Hilzoy comments on Bill Frist’s latest moves:
Wow. After all sorts of unspeakable bills have passed the Senate under his leadership, here is where Bill Frist is finally going draw the line: he will not allow limitations on the administration’s ability to torture people, or to violate treaties our country has solemnly sworn to abide by. Making it illegal for CIA officials to keep people standing for 40 hours, or to hold them in rooms cooled down to 50 degrees while dousing them with water, or to deprive them of sleep, even when a pretty impressive array of intelligence officials say that these techniques don’t work, and an even more impressive group of retired generals say allowing them would put our soldiers at risk: that’s just too much for him to swallow.
Meanwhile, Carpetbagger pulls a quote.
McCain’s resistance to Bush’s plan is also drawing fire from so-called religious leaders in the conservative movement.
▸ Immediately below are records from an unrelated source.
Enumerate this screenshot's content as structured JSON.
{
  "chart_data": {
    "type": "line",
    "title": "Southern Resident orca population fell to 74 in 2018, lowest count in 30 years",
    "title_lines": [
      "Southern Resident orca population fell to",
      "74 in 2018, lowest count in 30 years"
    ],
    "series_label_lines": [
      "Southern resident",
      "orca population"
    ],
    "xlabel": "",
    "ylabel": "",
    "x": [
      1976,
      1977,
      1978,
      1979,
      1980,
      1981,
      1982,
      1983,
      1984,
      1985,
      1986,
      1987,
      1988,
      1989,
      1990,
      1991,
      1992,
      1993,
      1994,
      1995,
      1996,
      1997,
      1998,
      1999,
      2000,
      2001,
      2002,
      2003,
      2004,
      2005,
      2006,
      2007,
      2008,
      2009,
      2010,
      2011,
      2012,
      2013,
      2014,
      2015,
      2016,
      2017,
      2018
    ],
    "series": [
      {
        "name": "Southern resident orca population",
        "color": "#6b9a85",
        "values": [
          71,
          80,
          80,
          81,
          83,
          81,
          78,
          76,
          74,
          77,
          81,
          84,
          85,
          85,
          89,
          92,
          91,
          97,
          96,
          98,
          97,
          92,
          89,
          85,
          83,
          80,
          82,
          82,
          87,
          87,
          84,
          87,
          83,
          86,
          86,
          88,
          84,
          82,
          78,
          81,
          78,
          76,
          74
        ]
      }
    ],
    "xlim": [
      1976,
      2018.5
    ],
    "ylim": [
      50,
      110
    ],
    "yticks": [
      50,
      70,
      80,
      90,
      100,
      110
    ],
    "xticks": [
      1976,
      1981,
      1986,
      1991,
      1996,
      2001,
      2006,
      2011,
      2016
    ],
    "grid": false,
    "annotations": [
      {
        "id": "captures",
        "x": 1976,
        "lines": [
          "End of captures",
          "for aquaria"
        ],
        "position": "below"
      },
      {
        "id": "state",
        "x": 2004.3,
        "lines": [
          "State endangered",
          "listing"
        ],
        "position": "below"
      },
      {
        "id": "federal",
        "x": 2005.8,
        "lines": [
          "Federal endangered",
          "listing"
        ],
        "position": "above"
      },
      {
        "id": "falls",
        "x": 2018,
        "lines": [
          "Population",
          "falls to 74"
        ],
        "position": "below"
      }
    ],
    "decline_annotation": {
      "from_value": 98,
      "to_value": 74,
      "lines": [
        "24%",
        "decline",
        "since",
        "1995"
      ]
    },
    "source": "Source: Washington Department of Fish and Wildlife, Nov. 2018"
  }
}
The Rev. Louis P. Sheldon, chairman of the Traditional Values Coalition and a vocal supporter of the administration’s proposal, said, “This very definitely is going to put a chilling effect on the tremendous strides he has made in the conservative evangelical community.”
Reverend Sheldon is saying that evangelical Christians will abandon McCain because he opposes torturing people, or putting them to death after a trial where they were not allowed to see the evidence against them. I hope Reverend Sheldon is wrong. I would hope for more acknowledgment of Jesus’s message about turning the other cheek, doing unto other as you would have them do to you, and the blessedness of peacemakers.
I don’t expect that anyone can live up to the ideals that Jesus laid out. We certainly need to be vigilant about protecting our national security. But torturing people and using kangaroo courts is not the way to do it, and it certainly is not Christian. Or, it shouldn’t be.